Capital
humano
Pedro J. Bondaczuk
O
maior capital com que um país pode contar, para promover grandeza e
desenvolvimento, não é o financeiro e nem o constituído por reservas minerais
ou vegetais (por mais profusas, raras e preciosas que estas matérias-primas
sejam). E nem contar com imensa reserva de moeda forte. É o fator humano. É a
existência de um povo saudável, educado e produtivo. É a distribuição
equitativa de riquezas.
Mas
no Brasil, a julgar pelas estatísticas nacionais e principalmente de organismos
internacionais, o investimento no homem é ainda secundário. Já foi pior, é
verdade, mas ainda está longe do ideal. O País ocupa a 73ª colocação no
"ranking" do Índice de Desenvolvimento Humano (IDH) das Nações
Unidas. Esse indicador leva em conta não exatamente a performance econômica de
determinado Estado nacional, embora esta conte, sem dúvida, mas as vantagens,
por exemplo, que o crescimento do Produto Interno Bruto traz para seus
habitantes.
É
calculado com base no tripé saúde (expectativa de vida), educação e renda real
ajustada. Exatamente os três aspectos em que o Brasil é mais deficiente e dá
vexame quando confrontado com países muito menores e de incipiente projeção
mundial. Em termos de América Latina, o Índice de Desenvolvimento Humano
brasileiro está abaixo, entre outros, da Argentina, do Uruguai, Chile, México,
Costa Rica, Venezuela, Colômbia e vai por aí afora. Imaginem quando a
comparação é feita com Estados Unidos, Canadá, Suécia, Japão, França, Itália,
Alemanha!
“Mas
este é um assunto para ser tratado por escritor?”, perguntará, em tom de
censura, aquele leitor mais chato, que entende (equivocadamente), que arte e
cultura tenham que ser necessariamente desvinculados da realidade, por se
tratarem de obras de criação. Obviamente não têm. Ademais, tudo e todos sempre
foram, são e serão assuntos tratáveis em Literatura, dependendo da forma como o
forem. Por isso ouso, neste espaço voltado à reflexão literária, trazer à
baila, sempre que possa, temas que aparentemente nada têm a ver com livros, mas
que no fundo sempre têm.
No
aspecto saúde, um dos itens essenciais na composição do IDH, é desnecessário
mencionar a trágica situação do Brasil. Isso principalmente depois da imprensa
ter mostrado, escancarado e comprovado, com som e imagens, em dias recentes, a
pontinha de um "iceberg" de criminosa irresponsabilidade,
representada por filas quilométricas nos prontos-socorros de hospitais, por
escandalosos desvios de verba oriunda dos tantos impostos que pagamos, por
vários meios, principalmente mediante
guias de internamento toscamente adulteradas (quando não completamente
forjadas) para assaltar os cofres públicos via ressarcimento do SUS e tantas e
tantas e tantas outras mazelas de igual porte ou piores.
Em
alguns desses documentos adulterados, inclusive, registraram-se situações
absurdas, de deixar escritores surrealistas morrendo de inveja. Duas delas,
provavelmente não as piores, porém as mais “folclóricas”, denunciadas em
reportagem exibida pelo programa Fantástico, da Rede Globo, referem-se a
cobranças (e de valores exorbitantes) de alegada cesariana feita em paciente
masculino e de surreal cirurgia de próstata, realizada numa mulher (?!!!!).

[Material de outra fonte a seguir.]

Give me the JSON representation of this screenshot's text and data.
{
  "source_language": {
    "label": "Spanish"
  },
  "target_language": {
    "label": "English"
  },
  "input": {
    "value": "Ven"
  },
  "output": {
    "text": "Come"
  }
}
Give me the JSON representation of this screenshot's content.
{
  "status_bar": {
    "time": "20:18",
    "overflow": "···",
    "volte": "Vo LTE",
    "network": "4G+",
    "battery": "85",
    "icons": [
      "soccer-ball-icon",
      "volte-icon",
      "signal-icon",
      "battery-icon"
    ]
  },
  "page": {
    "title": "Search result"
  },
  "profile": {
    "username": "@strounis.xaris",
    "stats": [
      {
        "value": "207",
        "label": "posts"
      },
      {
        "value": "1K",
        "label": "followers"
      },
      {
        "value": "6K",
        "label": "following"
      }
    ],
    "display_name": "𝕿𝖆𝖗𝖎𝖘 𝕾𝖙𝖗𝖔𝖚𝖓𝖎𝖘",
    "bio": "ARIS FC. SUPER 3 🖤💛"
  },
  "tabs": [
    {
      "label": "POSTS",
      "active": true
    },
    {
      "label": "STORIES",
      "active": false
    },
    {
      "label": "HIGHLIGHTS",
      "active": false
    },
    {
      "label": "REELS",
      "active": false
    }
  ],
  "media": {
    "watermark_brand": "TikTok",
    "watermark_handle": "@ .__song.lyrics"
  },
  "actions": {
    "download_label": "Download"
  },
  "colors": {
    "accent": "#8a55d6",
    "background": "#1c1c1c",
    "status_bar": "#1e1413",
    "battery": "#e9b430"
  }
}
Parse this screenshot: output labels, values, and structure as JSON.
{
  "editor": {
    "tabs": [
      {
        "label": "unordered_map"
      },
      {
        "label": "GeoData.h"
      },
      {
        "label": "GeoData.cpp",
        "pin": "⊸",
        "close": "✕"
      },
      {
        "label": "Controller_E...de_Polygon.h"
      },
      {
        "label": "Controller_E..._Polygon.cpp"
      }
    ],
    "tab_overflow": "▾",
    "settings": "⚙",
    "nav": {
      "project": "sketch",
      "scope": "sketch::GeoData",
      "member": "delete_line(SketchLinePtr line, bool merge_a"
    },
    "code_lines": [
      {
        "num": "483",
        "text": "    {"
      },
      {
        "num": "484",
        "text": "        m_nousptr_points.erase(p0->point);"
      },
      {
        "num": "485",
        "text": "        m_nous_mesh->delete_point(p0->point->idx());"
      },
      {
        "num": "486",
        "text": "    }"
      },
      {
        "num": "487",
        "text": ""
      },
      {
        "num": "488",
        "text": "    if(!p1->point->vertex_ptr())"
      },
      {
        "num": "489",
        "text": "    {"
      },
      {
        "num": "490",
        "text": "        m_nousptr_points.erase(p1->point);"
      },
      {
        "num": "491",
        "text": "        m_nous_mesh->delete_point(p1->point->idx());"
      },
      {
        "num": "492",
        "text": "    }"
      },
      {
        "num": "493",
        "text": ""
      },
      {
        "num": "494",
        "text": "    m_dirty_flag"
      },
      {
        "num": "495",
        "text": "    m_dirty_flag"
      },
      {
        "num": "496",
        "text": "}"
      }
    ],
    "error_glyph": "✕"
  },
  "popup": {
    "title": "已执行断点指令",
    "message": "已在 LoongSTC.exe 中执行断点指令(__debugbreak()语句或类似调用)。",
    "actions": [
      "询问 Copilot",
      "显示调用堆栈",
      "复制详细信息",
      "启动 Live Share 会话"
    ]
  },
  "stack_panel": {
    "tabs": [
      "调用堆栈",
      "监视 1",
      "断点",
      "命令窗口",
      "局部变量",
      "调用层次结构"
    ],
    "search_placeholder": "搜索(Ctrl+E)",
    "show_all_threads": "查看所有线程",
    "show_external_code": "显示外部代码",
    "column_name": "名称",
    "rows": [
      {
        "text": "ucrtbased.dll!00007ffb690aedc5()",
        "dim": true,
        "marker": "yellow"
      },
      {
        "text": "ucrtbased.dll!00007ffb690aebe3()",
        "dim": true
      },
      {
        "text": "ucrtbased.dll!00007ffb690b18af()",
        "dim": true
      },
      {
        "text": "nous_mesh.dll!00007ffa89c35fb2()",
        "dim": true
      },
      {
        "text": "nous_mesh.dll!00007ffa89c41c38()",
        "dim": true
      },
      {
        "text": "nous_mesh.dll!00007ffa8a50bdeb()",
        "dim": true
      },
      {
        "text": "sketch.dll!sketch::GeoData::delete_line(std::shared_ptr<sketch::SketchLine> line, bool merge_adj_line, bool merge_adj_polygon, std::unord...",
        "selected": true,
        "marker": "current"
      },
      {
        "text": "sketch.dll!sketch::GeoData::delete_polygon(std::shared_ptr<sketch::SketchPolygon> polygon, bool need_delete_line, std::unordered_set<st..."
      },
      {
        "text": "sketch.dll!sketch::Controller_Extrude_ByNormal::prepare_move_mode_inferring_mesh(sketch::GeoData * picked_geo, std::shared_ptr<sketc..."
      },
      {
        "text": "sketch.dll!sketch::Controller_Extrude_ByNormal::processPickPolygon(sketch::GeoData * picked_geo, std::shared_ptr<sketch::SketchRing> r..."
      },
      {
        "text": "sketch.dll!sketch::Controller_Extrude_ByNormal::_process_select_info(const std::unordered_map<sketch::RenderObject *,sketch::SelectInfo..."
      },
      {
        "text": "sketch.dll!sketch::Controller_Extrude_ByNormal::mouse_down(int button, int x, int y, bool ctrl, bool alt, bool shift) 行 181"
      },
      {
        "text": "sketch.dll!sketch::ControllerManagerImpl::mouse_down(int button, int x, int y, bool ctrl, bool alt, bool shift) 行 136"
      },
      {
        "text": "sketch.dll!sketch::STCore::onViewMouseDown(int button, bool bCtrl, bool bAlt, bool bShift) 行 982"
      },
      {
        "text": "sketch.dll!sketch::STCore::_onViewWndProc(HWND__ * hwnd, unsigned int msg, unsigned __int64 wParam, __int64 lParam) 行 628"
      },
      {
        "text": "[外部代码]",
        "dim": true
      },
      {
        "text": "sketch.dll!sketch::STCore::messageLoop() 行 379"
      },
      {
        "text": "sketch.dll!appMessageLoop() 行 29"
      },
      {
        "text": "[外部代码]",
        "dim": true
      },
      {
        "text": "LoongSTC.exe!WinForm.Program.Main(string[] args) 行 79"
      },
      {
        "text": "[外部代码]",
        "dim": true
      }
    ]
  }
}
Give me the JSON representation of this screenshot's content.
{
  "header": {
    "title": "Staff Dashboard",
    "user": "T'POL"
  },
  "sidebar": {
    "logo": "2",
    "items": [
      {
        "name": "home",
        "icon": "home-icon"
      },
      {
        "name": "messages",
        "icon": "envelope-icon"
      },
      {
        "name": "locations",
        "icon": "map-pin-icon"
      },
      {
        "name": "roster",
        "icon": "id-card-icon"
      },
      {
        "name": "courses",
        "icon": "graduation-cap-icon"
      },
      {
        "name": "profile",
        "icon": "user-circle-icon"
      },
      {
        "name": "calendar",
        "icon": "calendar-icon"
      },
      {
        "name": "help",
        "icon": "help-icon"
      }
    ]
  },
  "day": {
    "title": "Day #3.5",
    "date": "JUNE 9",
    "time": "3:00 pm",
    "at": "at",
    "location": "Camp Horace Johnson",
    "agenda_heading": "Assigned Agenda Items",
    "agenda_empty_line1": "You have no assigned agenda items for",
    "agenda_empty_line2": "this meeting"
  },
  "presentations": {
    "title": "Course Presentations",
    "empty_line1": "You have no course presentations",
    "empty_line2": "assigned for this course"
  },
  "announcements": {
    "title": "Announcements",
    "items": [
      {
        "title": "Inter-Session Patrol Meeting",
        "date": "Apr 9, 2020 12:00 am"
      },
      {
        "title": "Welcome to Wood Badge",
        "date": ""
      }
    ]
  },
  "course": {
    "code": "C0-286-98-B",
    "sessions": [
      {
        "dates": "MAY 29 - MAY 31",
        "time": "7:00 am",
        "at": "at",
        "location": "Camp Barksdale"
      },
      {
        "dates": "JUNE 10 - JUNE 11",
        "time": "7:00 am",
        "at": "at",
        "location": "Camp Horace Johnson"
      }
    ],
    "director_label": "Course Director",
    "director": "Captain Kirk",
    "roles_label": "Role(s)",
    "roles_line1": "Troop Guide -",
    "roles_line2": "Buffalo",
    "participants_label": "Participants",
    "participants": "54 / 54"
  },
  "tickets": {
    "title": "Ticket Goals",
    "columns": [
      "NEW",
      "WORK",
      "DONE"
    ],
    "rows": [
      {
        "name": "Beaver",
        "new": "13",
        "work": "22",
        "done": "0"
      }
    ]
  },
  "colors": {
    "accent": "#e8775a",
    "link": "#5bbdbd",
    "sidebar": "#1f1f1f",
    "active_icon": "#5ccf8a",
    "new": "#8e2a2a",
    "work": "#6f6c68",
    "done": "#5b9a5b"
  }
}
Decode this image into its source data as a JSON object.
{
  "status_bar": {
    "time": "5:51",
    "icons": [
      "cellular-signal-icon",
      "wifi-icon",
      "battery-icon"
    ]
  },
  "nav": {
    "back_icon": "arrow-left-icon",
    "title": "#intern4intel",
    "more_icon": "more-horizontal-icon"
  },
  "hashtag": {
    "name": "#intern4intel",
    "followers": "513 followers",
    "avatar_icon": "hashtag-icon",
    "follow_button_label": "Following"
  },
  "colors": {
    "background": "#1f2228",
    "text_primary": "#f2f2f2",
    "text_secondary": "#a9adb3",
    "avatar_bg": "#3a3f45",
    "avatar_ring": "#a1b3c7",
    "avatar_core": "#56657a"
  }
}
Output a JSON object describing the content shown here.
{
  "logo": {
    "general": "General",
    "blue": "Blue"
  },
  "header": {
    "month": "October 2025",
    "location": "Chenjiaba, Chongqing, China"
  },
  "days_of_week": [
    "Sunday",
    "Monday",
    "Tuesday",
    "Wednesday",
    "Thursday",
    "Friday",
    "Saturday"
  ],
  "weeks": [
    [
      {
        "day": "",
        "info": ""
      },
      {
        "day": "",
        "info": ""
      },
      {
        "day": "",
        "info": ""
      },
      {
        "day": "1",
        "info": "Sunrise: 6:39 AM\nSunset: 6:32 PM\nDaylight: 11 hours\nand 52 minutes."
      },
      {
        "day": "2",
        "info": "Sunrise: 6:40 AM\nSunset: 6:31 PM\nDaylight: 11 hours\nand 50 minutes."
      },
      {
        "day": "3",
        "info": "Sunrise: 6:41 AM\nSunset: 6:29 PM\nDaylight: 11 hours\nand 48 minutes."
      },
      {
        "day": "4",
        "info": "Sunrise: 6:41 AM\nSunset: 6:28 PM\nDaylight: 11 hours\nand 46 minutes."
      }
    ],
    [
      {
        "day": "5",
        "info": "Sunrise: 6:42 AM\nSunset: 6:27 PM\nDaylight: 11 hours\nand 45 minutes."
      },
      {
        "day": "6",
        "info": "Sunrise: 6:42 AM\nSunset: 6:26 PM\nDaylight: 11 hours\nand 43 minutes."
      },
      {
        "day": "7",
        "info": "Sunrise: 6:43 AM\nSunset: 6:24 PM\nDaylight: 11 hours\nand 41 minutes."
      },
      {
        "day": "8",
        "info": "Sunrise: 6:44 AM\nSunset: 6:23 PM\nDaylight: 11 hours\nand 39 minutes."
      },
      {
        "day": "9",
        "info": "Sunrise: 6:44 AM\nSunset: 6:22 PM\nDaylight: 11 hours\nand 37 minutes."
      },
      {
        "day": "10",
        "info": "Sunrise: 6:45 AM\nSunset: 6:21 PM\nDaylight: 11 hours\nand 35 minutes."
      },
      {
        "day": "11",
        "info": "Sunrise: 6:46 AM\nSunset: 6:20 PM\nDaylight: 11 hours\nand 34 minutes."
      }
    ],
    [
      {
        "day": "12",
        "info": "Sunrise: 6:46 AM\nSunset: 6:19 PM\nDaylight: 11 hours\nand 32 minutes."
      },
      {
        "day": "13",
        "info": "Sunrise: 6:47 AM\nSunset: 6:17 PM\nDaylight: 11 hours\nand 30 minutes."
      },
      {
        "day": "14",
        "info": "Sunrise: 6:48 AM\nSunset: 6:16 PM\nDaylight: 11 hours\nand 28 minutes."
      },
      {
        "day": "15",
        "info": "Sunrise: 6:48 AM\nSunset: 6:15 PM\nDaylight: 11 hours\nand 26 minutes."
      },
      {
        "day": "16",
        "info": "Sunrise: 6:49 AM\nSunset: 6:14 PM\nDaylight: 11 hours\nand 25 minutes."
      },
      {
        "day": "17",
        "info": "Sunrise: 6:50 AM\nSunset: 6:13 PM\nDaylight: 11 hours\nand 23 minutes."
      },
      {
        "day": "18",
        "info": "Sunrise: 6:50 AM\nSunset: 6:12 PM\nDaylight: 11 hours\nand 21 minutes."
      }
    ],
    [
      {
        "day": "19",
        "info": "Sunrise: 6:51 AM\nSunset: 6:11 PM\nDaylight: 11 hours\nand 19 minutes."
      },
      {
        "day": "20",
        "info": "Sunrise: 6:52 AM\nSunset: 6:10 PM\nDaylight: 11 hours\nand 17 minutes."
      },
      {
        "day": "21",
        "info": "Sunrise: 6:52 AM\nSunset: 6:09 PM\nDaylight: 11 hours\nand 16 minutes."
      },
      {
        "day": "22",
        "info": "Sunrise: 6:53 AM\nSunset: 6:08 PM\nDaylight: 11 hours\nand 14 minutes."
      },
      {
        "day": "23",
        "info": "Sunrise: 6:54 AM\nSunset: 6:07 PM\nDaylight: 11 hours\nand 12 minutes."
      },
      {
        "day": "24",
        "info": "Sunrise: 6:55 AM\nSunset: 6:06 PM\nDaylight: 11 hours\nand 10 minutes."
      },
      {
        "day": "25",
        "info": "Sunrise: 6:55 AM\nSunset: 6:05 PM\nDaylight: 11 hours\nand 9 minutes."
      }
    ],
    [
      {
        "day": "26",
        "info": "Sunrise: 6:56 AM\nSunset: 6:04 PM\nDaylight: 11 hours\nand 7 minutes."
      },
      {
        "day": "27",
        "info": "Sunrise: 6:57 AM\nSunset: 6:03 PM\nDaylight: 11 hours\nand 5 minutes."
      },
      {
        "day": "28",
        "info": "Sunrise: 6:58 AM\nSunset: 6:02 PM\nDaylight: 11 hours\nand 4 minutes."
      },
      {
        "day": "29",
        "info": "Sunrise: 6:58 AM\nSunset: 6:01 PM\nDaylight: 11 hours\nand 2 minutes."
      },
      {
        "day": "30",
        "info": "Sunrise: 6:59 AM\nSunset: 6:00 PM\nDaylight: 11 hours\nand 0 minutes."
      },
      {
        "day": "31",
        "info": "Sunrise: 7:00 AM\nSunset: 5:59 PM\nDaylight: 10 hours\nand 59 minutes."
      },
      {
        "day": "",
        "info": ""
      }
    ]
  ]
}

Seria risível, não fosse trágico. Isso sem falar de morto que teria recebido
alta após custoso tratamento e de defuntos que morreram duas vezes. Que
escritor, por mais criativo, conseguiria elaborar enredo tão pitoresco e
inverossímil?
Destaque-se
que essas mazelas e atos de corrupção não são novos e talvez nem sejam sequer
os mais graves e lesivos ao sistema público de saúde e à sociedade. Fico
imaginando quanta coisa infinitamente pior não deve ter ocorrido nos “anos de
chumbo”, nas mais de duas décadas de ditadura militar, quando jornalista algum
sequer ousava em pensar em fazer alguma denúncia do tipo, quanto mais fazê-la
de fato. E se fizesse, tomaria, com toda certeza, imediato “chá de sumiço”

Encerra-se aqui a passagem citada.